Institute of Healthy Ageing and Department of Genetics, Evolution and Environment, University College London, Darwin Building, Gower Street, London, WC1E 6BT, UK.
Max Planck Institute for Biology of Ageing, Joseph-Stelzmann-Strasse 9b, 50931, Cologne, Germany.
BMC Biol. 2020 Sep 14;18(1):124. doi: 10.1186/s12915-020-00854-9.
The increasing age of global populations highlights the urgent need to understand the biological underpinnings of ageing. To this end, inhibition of the insulin/insulin-like signalling (IIS) pathway can extend healthy lifespan in diverse animal species, but with trade-offs including delayed development. It is possible that distinct cell types underlie effects on development and ageing; cell-type-specific strategies could therefore potentially avoid negative trade-offs when targeting diseases of ageing, including prevalent neurodegenerative diseases. The highly conserved diversity of neuronal and non-neuronal (glial) cell types in the Drosophila nervous system makes it an attractive system to address this possibility. We have thus investigated whether IIS in distinct glial cell populations differentially modulates development and lifespan in Drosophila.
We report here that glia-specific IIS inhibition, using several genetic means, delays development while extending healthy lifespan. The effects on lifespan can be recapitulated by adult-onset IIS inhibition, whereas developmental IIS inhibition is dispensable for modulation of lifespan. Notably, the effects we observe on both lifespan and development act through the PI3K branch of the IIS pathway and are dependent on the transcription factor FOXO. Finally, IIS inhibition in several glial subtypes can delay development without extending lifespan, whereas the same manipulations in astrocyte-like glia alone are sufficient to extend lifespan without altering developmental timing.

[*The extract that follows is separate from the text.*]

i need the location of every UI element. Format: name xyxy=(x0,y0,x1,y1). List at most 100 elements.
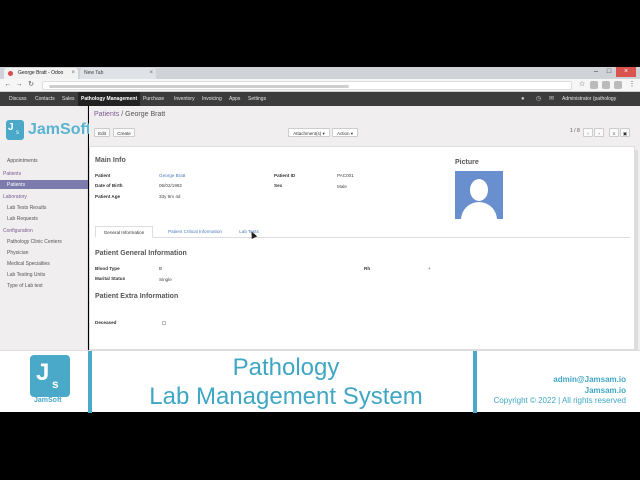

These findings reveal a role for distinct glial subpopulations in the organism-wide modulation of development and lifespan, with IIS in astrocyte-like glia contributing to lifespan modulation but not to developmental timing. Our results enable a more complete picture of the cell-type-specific effects of the IIS network, a pathway whose evolutionary conservation in humans make it tractable for therapeutic interventions. Our findings therefore underscore the necessity for cell-type-specific strategies to optimise interventions for the diseases of ageing.
全球人口老龄化加剧,突显了深入了解衰老生物学基础的紧迫性。为此,抑制胰岛素/胰岛素样信号通路(IIS)可以延长多种动物物种的健康寿命,但存在发育迟缓等权衡。不同的细胞类型可能是影响发育和衰老的基础;因此,针对衰老相关疾病(包括普遍存在的神经退行性疾病)时,靶向特定细胞类型的策略可能会避免负面的权衡。果蝇神经系统中神经元和非神经元(神经胶质)细胞类型的高度保守多样性使其成为解决这一可能性的理想系统。因此,我们研究了 IIS 在不同胶质细胞群体中是否会对果蝇的发育和寿命产生不同的影响。
我们在此报告,使用几种遗传方法特异性抑制胶质细胞中的 IIS 会延迟发育,同时延长健康寿命。成年后 IIS 抑制可以重现对寿命的影响,而发育过程中的 IIS 抑制对于调节寿命则是可有可无的。值得注意的是,我们观察到的对寿命和发育的影响都通过 IIS 途径的 PI3K 分支起作用,并且依赖于转录因子 FOXO。最后,几种胶质细胞亚型中的 IIS 抑制可以延迟发育而不延长寿命,而仅在星形胶质细胞样胶质细胞中进行相同操作就足以延长寿命而不改变发育时间。
这些发现揭示了不同胶质亚群在调节发育和寿命方面的整体作用,星形胶质细胞样胶质细胞中的 IIS 有助于调节寿命,但不影响发育时间。我们的研究结果为 IIS 网络的细胞类型特异性作用提供了更全面的认识,该通路在人类中的进化保守性使其成为治疗干预的可行靶点。因此,我们的研究结果强调了针对衰老相关疾病进行细胞类型特异性干预的必要性。